Instellingen praten wel mee over de vormgeving van het onderwijs doordat ze in
de diverse werkveldcommissies zitten en er vindt overleg plaats binnen allerlei
platforms. Maar voor het uitstippelen van een gedegen loopbaanbeleid weten
werkgevers ons vaak nog niet te vinden. Dat is jammer. Het onderwijs wordt nog
teveel beschouwd als instantie die de leerlingen de startkwalificaties voor een
beroep bijbrengt en daarmee uit. Maar de opleidingen hebben een gigantische
expertise te bieden op het gebied van scholingsbeleid. Vroeger kwamen
instellingen wel eens om een cursus vragen voor bij- en nascholing. Nu komen ze
soms met het verzoek of we hun totale beleid op het gebied van scholing en
deskundigheidsbevordering kunnen vormgeven. Dat gebeurt echter nog te weinig.
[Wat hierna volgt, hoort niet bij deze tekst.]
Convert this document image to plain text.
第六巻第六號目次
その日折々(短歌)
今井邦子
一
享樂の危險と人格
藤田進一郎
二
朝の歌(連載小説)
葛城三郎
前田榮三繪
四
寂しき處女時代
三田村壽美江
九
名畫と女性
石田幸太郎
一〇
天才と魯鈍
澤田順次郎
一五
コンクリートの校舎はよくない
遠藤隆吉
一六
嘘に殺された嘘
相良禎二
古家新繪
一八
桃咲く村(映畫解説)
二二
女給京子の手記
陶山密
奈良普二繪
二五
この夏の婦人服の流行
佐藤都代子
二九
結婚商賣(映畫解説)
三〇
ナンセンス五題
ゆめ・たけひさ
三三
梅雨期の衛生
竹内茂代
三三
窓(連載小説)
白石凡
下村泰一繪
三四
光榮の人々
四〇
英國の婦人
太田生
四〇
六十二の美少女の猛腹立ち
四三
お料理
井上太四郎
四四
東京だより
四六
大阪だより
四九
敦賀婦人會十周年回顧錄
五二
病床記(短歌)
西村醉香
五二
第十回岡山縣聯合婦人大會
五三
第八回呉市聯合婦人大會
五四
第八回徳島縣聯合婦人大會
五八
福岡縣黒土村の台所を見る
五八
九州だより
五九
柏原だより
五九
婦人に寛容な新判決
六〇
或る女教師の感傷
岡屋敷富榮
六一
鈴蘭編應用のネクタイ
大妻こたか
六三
Instellingen willen vaak voor een dubbeltje op de eerste rang zitten. In deze
sector is men heel weinig gewend op dat punt professioneel te denken en er geld
voor uit te trekken.’
Mistige situatie
In de regio Kennemerland, Amstelland en de Meerlanden is er bewust voor
gekozen de verantwoordelijkheden van de opleidingen en het werkveld strikt te
scheiden. Ebbenhorst: ‘In het verleden had je het inservice-onderwijs in de
zorg, waarbij de werkgevers en het onderwijs gezamenlijk verantwoordelijk waren
voor de opleiding. Die opledingen zijn overgegaan naar de Regionale
Opleidingscentra (ROC’s). Wij wilden voorkomen dat we door het opzetten van
allerlei overlegplatforms een mistige situatie zouden creeëren waarin het
werkveld en het onderwijs gemeenschappelijke verantwoordelijkheid zouden dragen
voor de instroom van medewerkers. Dan zou het zijn alsof de
inservice-opleidingen nog steeds bestonden. De werkgevers beschouwen het
onderwijsveld als een markt waarin diverse aanbieders opereren. Er zijn immers
meerdere ROC’s actief in onze regio. Die zullen met een goed aanbod moeten komen
qua prijs en kwaliteit. We vinden niet dat we die aanbieders structureel moeten
betrekken in een overlegplatform. Natuurlijk zijn er wel een aantal zaken
waarover afspraken gemaakt moeten worden, zoals over stageplaatsen en de
verschillende fases in de beroepsopleidende leerweg. Daar zijn we een vorm voor
aan het zoeken. Maar je moet voorkomen dat iedereen gaat meepraten over
onderwerpen die niet altijd alle partijen aangaan. De problematiek is breder dan
de instroom alleen. Je moet tevens aandacht besteden aan personeelsvervanging
bij ziekteverzuim en uitstroom tegengaan. Wat dat betreft moeten werkgevers in
de zorg op regionaal niveau afspraken maken. Ze zouden het voor de werknemers
interessanter kunnen maken door een stroom naar elkaar toe te creëeren, zodat er
meer mogelijkheden ontstaan voor mobiliteit en loopbaanplanning.’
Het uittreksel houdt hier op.